Note: Extension of the primary tumor within vena cava into thoracic vena cava and heart is considered Stage III, rather than Stage IV even though outside the abdomen.
Stage IV:
· Hematogenous metastases (lung, liver, bone, brain, etc), or lymph node metastases outside the abdominopelvic region are present. (The presence of tumor within the adrenal gland is not interpreted as metastasis and staging depends on all other staging parameters present).
Stage V:
· Bilateral renal involvement by tumor is present at diagnosis. An attempt should be made to stage each side according to the above criteria based on the extent of disease.

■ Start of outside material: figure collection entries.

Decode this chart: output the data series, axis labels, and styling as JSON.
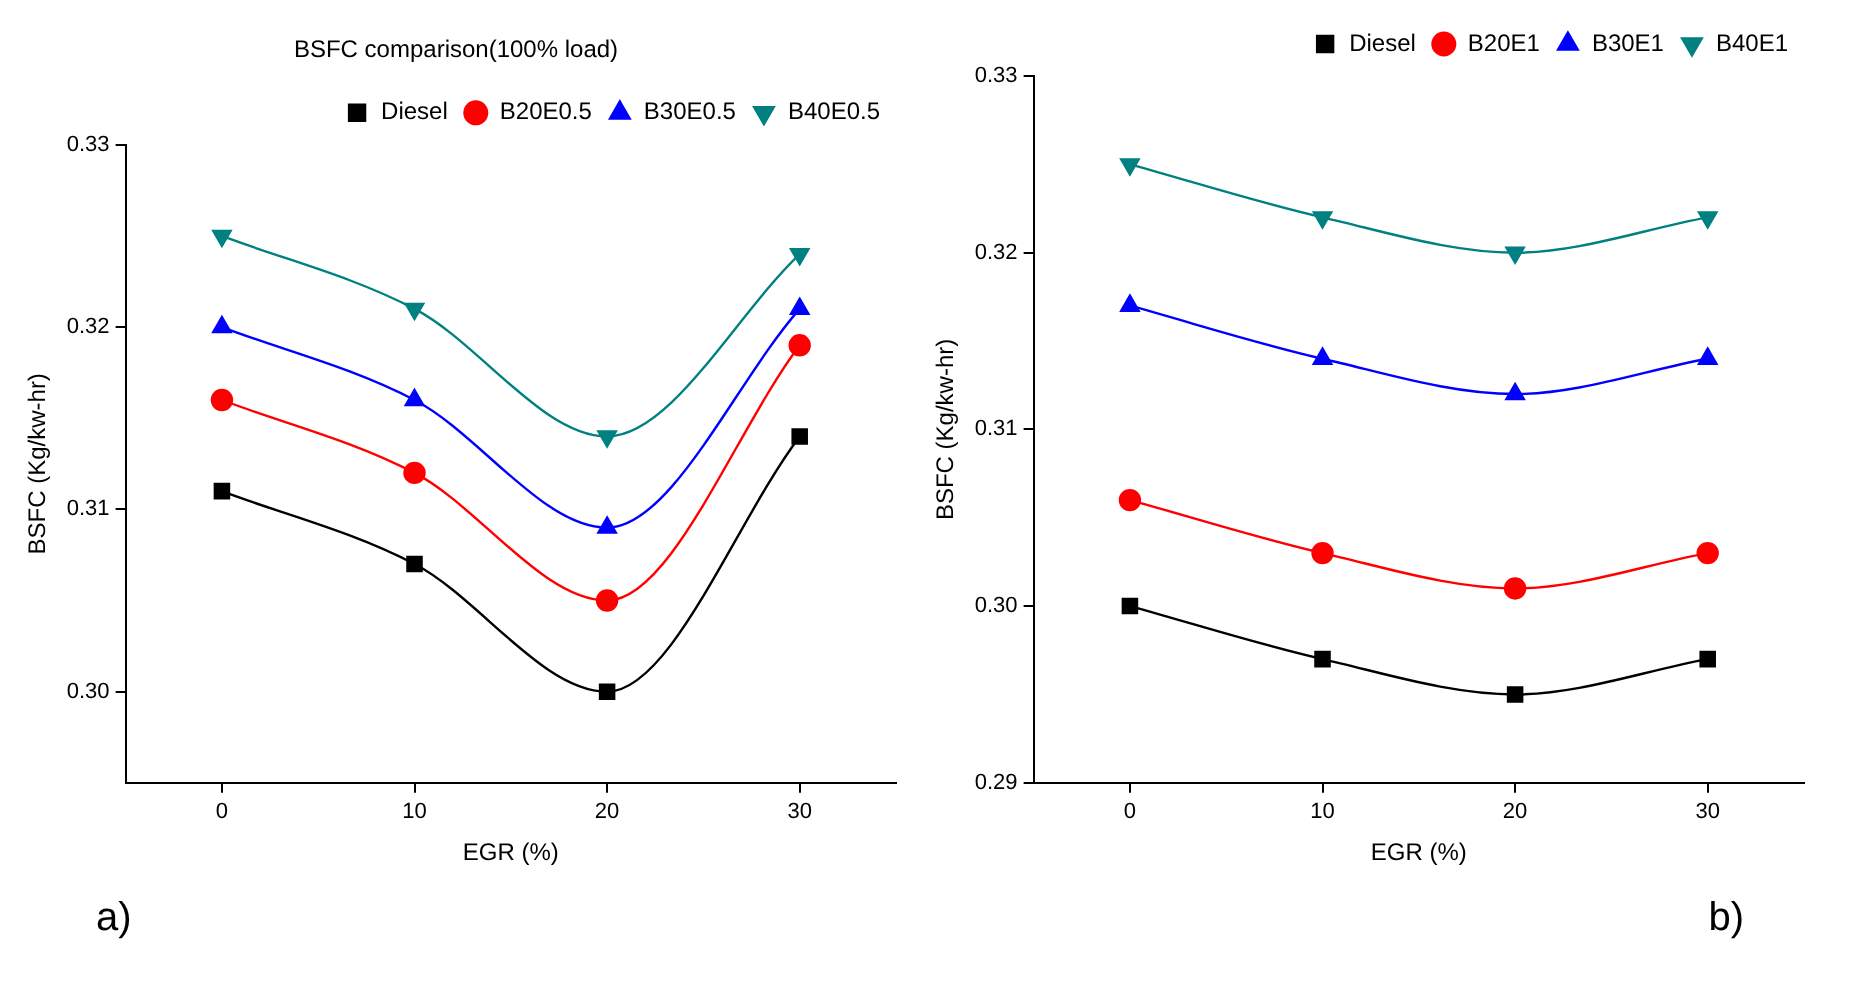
{
  "chart_data": [
    {
      "type": "line",
      "title": "BSFC comparison(100% load)",
      "xlabel": "EGR (%)",
      "ylabel": "BSFC (Kg/kw-hr)",
      "x": [
        0,
        10,
        20,
        30
      ],
      "series": [
        {
          "name": "Diesel",
          "color": "#000000",
          "marker": "square",
          "values": [
            0.311,
            0.307,
            0.3,
            0.314
          ]
        },
        {
          "name": "B20E0.5",
          "color": "#ff0000",
          "marker": "circle",
          "values": [
            0.316,
            0.312,
            0.305,
            0.319
          ]
        },
        {
          "name": "B30E0.5",
          "color": "#0000ff",
          "marker": "triangle",
          "values": [
            0.32,
            0.316,
            0.309,
            0.321
          ]
        },
        {
          "name": "B40E0.5",
          "color": "#008080",
          "marker": "triangle-down",
          "values": [
            0.325,
            0.321,
            0.314,
            0.324
          ]
        }
      ],
      "xlim": [
        -5,
        35
      ],
      "xticks": [
        0,
        10,
        20,
        30
      ],
      "ylim": [
        0.295,
        0.33
      ],
      "yticks": [
        {
          "value": 0.3,
          "label": "0.30"
        },
        0.31,
        0.32,
        0.33
      ],
      "legend": "top right",
      "annotations": [
        "a)"
      ]
    },
    {
      "type": "line",
      "xlabel": "EGR (%)",
      "ylabel": "BSFC (Kg/kw-hr)",
      "x": [
        0,
        10,
        20,
        30
      ],
      "series": [
        {
          "name": "Diesel",
          "color": "#000000",
          "marker": "square",
          "values": [
            0.3,
            0.297,
            0.295,
            0.297
          ]
        },
        {
          "name": "B20E1",
          "color": "#ff0000",
          "marker": "circle",
          "values": [
            0.306,
            0.303,
            0.301,
            0.303
          ]
        },
        {
          "name": "B30E1",
          "color": "#0000ff",
          "marker": "triangle",
          "values": [
            0.317,
            0.314,
            0.312,
            0.314
          ]
        },
        {
          "name": "B40E1",
          "color": "#008080",
          "marker": "triangle-down",
          "values": [
            0.325,
            0.322,
            0.32,
            0.322
          ]
        }
      ],
      "xlim": [
        -5,
        35
      ],
      "xticks": [
        0,
        10,
        20,
        30
      ],
      "ylim": [
        0.29,
        0.33
      ],
      "yticks": [
        0.29,
        {
          "value": 0.3,
          "label": "0.30"
        },
        0.31,
        0.32,
        0.33
      ],
      "legend": "top right",
      "annotations": [
        "b)"
      ]
    }
  ]
}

Predisposing factors to develop bilateral WT: (47)
1. Genetic disorders:
· Beckwith-Wiedemann Syndrome.
· WAGR Syndrome (Wilms tumor, aniridia, genitourinary abnormalities, mental retardation).
· Simpson-Golabi-Behmel-Syndrome.
· Denys-Drash Syndrome.
· Frasier Syndrome.
· Perlman Syndrome.
2. Associated genitourinary anomalies.
3. Contralateral nephrogenic rests in children <12 months.
4. Diffuse hyperplastic perilobar nephroblastomatosis.